Step 4: Validate the payment.
After initiating the payment you would need to validate the transaction, validation is like authentication, essentially the customer is required to validate that he is the customer with the correct permissions to carry out the payment.
When validating transactions you need to take into account the authModelUsed and the chargeResponseMessage returned.
Scenario 1:
When
-
authModelUsed:PINyou would be asked to validate the transaction by asking the customer for the OTP sent to their registered(with the bank account) mobile number. -
chargeResponseMessage: You need to show this to the customer, it would come with the instructions needed to complete validation.
Scenario 2:
When
authModelUsed:VBVSECURECODEyou would be asked to validate by loading the authurl returned in an iframe, the customer would see a page with their bank's branding asking them to validate the transaction, once this is completed we would call yourredirect_urland append the response as query parameters.
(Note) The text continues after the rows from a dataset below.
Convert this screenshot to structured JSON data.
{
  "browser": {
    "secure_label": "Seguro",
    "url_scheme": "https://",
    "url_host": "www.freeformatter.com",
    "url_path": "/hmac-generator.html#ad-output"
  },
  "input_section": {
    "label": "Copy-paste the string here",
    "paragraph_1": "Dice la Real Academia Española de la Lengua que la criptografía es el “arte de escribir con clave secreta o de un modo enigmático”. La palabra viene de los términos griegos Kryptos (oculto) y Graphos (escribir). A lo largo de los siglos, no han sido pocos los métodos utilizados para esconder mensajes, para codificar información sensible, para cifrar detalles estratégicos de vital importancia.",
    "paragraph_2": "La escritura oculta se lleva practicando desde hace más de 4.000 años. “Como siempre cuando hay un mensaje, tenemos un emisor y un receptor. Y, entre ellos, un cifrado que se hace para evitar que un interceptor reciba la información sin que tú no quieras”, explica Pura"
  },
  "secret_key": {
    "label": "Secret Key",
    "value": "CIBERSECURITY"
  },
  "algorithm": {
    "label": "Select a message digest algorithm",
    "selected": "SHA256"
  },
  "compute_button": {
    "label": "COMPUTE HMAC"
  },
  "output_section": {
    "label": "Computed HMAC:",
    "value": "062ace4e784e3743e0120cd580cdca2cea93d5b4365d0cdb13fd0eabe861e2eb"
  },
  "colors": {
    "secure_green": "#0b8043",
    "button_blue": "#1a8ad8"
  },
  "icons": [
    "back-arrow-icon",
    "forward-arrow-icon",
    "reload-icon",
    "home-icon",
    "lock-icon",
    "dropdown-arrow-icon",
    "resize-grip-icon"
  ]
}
NB: When validating a transaction with VBVSECURECODE as the auth model there would be no use of the /validatecharge endpoint.
To Validate a transaction, see how below:
https://api.ravepay.co/flwv3-pug/getpaidx/api/validatecharge
Sample Request:
curl --request POST \
--url https://api.ravepay.co/flwv3-pug/getpaidx/api/validatecharge \
--header 'content-type: application/json' \
--data '{"PBFPubKey":"FLWPUBK-7adb6177bd71dd43c2efa3f1229e3b7f-X","transaction_reference":"FLW-MOCK-ce3654ac725278c4e2b7700c3af1fab8","otp":12345}'
{
"PBFPubKey": "FLWPUBK-7adb6177bd71dd43c2efa3f1229e3b7f-X",
"transaction_reference": "FLW-MOCK-744927fe5cae22fddef891d1ee14ac7b",
"otp": "181971713"
}
-
PBFPubKey: This is your merchant public key. -
transaction_reference: This is theflwRefreturned in the Initiate payment response. -
otp: This is the one time pin inputed by the customer.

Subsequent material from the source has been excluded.